Everything is Coming Up Whistleblowers

Good news, whistleblowers: The Supreme Court just gave you a huge victory. Even better, the robed justices aren’t the only arm of the government looking to protect whistleblowers.

A decision last week from the highest court in the land affirmed safeguards for whistleblowers spanning a broad range of sectors. According to the unanimous ruling in favor of a former UBS employee, the Sarbanes-Oxley Act of 2022 guarantees whistleblowers protections from retaliation by their employers and doesn’t require them to prove their employers intended to retaliate against them. Instead, the Supreme Court found whistleblowers must simply show their actions contributed to personnel decisions employers made against them. The ruling led some experts to label Sarbanes-Oxley “…one of the most employee-friendly whistleblower-protection statutes in the nation.”

Meanwhile, a new program spearheaded by the U.S. Attorney’s Office for the Southern District of New York is seeking to bring even more whistleblowers out of the woodwork in the nation’s hotbed of white-collar litigation. The pilot program is offering leniency to nonviolent offenders who voluntarily aid in bringing new cases to the authorities and participate in the prosecutions. The objective is to finger perpetrators of financial crimes such as investment fraud and bilking government funds.

“Our message to the world remains: ‘Call us before we call you,’” said U.S. Attorney Damian Williams in announcing the program as part of his office’s priorities for 2024.

The Securities and Exchange Commission is getting in on the act, too. Last year, the financial cops filed the most enforcement actions tied to protecting whistleblowers since 2016. The agency announced settlements and sanctions in September alone against a trio of companies for $225,000, $375,000 and $10 million. The companies were tagged for violating Rule 21F-17 connected to conditions of employees’ work and/or separation agreements.

The SEC kept the ball rolling in 2024. In January, the commission settled with J.P. Morgan Securities for $18 million, representing one of the largest fines it has ever collected for the violation of rules protecting whistleblowers. The SEC alleged the investment house deterred clients and brokerage customers from reporting potential violations of securities laws by asking them to sign confidentiality agreements. Notably, the SEC charged that even though the agreements issued by J.P. Morgan Securities allowed signees to respond to inquiries from authorities, they prohibited signees from voluntarily reporting potential violations.
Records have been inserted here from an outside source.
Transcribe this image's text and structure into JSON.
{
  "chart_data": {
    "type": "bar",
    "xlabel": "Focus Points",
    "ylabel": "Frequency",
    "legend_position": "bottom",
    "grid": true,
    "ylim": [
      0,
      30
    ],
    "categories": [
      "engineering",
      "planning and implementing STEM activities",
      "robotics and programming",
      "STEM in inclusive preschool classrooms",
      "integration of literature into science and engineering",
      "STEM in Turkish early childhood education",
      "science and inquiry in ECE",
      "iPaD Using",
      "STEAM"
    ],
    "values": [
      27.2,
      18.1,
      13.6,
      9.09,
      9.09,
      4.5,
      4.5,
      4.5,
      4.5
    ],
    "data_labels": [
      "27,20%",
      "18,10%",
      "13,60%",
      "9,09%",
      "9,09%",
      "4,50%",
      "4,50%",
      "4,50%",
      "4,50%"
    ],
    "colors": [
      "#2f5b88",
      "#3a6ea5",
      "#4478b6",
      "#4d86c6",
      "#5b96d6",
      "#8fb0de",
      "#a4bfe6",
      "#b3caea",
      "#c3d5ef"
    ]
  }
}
There’s no sign of the SEC slowing down its whistleblower work any time soon. In an analysis of trends in enforcement, attorneys from Bond Schoeneck & King pointed out that even disclaimers in an employment agreement won’t save companies if regulators determine an agreement “otherwise impedes an individual’s ability to communicate securities violations” to the authorities. In fact, they said, the language in Rule 21F-17 is “intentionally broad” to enable greater flexibility for the SEC to protect whistleblowers.

Ultimately, the message from the federal government to people with information about financial misdeeds seems clear – put your lips together and blow.